El hambre no se combate sólo con un plato de comida. Digerida la limosna en forma de alimento, se abre de nuevo el hueco en la barriga, agujero negro de la ciudadanía. Ni la Bolsa Familia. Es necesario evitar que existan personas desprovistas de los bienes esenciales para la vida, capaces de proveer su propio sustento, como intentaba hacer el programa Hambre Cero.
Para que el derecho a la ciudadanía no quede reducido a los discursos políticos, el combate al hambre exige, como mínimo, reforma agraria, distribución de la riqueza y escolarización obligatoria de todos los niños y niñas.

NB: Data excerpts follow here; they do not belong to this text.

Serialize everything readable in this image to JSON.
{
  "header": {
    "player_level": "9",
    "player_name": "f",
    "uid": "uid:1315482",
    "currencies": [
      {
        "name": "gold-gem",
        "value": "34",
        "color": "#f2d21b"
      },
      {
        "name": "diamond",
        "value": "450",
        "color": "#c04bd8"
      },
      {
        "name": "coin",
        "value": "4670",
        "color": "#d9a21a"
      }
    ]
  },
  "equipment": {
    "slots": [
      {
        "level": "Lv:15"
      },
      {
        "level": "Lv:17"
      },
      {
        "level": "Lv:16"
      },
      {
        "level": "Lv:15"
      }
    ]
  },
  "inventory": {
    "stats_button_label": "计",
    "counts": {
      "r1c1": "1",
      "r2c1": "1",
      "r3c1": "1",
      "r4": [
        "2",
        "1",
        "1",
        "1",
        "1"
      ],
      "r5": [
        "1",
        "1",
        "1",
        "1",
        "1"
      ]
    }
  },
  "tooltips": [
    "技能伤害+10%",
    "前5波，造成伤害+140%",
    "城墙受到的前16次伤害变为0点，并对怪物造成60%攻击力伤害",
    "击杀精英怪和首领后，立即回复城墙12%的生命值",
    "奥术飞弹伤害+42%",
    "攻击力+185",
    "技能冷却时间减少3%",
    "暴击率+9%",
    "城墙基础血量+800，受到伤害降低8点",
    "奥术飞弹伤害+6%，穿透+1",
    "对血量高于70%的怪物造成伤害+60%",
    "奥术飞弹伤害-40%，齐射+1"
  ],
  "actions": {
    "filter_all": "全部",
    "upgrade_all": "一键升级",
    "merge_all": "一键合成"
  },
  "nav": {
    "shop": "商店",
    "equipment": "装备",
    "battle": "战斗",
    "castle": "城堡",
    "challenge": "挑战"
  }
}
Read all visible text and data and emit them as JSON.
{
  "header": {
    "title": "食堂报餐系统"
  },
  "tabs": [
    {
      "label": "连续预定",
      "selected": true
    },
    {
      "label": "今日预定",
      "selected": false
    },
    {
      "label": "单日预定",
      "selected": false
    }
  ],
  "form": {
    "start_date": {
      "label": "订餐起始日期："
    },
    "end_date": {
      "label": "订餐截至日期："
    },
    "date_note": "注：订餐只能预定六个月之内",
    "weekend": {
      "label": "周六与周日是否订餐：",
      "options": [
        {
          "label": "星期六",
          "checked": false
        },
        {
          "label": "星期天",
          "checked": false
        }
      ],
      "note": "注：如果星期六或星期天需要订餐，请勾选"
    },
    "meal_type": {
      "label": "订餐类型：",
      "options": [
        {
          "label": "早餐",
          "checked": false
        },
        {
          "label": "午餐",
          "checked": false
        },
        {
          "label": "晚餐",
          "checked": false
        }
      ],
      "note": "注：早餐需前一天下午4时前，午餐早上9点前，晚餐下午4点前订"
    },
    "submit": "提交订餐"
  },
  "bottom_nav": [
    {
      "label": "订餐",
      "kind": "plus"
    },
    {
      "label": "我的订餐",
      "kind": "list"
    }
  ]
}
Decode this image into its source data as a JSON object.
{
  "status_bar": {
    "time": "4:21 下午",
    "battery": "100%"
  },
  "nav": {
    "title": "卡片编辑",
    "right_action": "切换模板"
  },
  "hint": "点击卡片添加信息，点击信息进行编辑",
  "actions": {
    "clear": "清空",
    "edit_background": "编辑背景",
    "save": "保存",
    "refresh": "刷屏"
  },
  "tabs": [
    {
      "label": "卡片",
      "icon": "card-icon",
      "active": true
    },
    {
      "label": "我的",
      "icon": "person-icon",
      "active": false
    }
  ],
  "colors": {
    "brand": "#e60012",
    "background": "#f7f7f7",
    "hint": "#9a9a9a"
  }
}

Lo mismo se aplica a la violencia. No es un fenómeno restringido a São Paulo y otras ciudades populosas. Nueva York es más peligrosa que la favela de Rocinha. En Goiania, Salvador o Porto Alegre los asesinatos forman parte de la vida diaria.
Lo grave es cuando los narcotraficantes se infiltran en los cuerpos de la policía, corrompiendo a jueces y comisarios, obteniendo armas exclusivas de las fuerzas armadas y delimitando territorios bajo su autoridad.
El traficante, como el político corrupto y el empresario especulador, es hijo de la impunidad. Por lo que es preciso no cometer el error de cierto periodismo televisivo espurio que ya no distingue entre el habitante de la favela y el traficante. No se puede aplicar a las favelas lo que recomendaba el gran inquisidor: “Matémoslos a todos. Dios sabrá quiénes son inocentes y quiénes culpables”. Medida, por cierto, que Obama viene aplicando con sus aviones drones en Afganistán.
La violencia del narcotráfico no es causa sino fruto de la violencia mayor de una élite que mantuvo a este país amordazado durante 21 años de dictadura militar, cortando ideas y utopías. Los hijos y los nietos nacidos durante o poco después de esos años de plomo no tuvieron la educación para la ciudadanía de los gremios escolares y de los movimientos estudiantiles, de las academias literarias y de los cineclubs.
Perdidos en la noche, muchos buscan la luz en la marihuana y la omnipotencia en la cocaína. Si el tráfico de drogas está tan bien organizado es a causa de los asalariados que, cuando pierden la cabeza, recurren al licor. Es gracias al sofisticado mercado de consumo que paga bien por la droga. Y, a falta de dinero, recurre al crack.
En la espiral de violencia el joven ‘avión’ que lleva la droga, la ‘mula’ que abastece los puestos de venta y el traficante que dirige todo y no vive en la favela, sino que tiene una casa con piscina y auto del año, son el resultado de la política equivocada del gobierno en relación a los derechos humanos. No basta con asegurar un salario, con llenar el bolsillo, es necesario sobre todo llenar la cabeza, facilitar el acceso a la cultura, de modo que haya un protagonismo emprendedor.
Si la mayoría del pueblo brasileño tuviera tierra para sembrar, mejores salarios y una educación escolar de alta calidad, no habría favelas. Si nuestra juventud contase con lugares de recreo, de deportes y de creatividad artística y cultural, no tendríamos tantos muertos-vivos destruidos por el crack y otras drogas.
“¿Y qué pasaría si de pronto la tv decidiera promocionar el bien?”, preguntó un día el periodista Ricardo Gontijo. ¿Qué se puede esperar de los niños y jóvenes que pasan horas ante las cajas mágicas electrónicas, embotados por el entretenimiento consumista, por la publicidad hedonista, ahítos de películas y programas que casi nada ayudan a la formación de su subjetividad y al perfeccionamiento de su cultura? Impelidos por el desgobierno de sí, y a falta de quien les indique el camino del Absoluto, buscan el del absurdo, manteniendo el narcotráfico.
¿Cuáles son los ídolos de los jóvenes de hoy? ¿Gente altruista como el Che Guevara, Mandela, Luther King, Gandhi o Jesús? ¿Cuáles son los valores más buscados hoy día por la sociedad? Riqueza, belleza, fama y poder. Ahora bien, cuanto mayor es la ambición, mayor es la caída. Y el agujero en el corazón. El agujero en el pecho necesita ser compensatoriamente rellenado de alguna forma.
La sociedad se laicizó. Ha sido una conquista de la modernidad. Pero el ser humano es siempre el mismo, desde que fue expulsado del paraíso por haberse equivocado y pretender ser Dios, cuando su vocación es tener a Dios. Impregnarse del Absoluto. Saciarse en el pozo de Jacob (Juan 4).
Encuentro por lo menos extraño cuando, en ceremonias litúrgicas, observo a niños y jóvenes acompañados de sus padres y abuelos cristianos, que no saben ni rezar el Padrenuestro ni el Avemaría. ¿Qué esperar entonces de una generación desprovista de espiritualidad?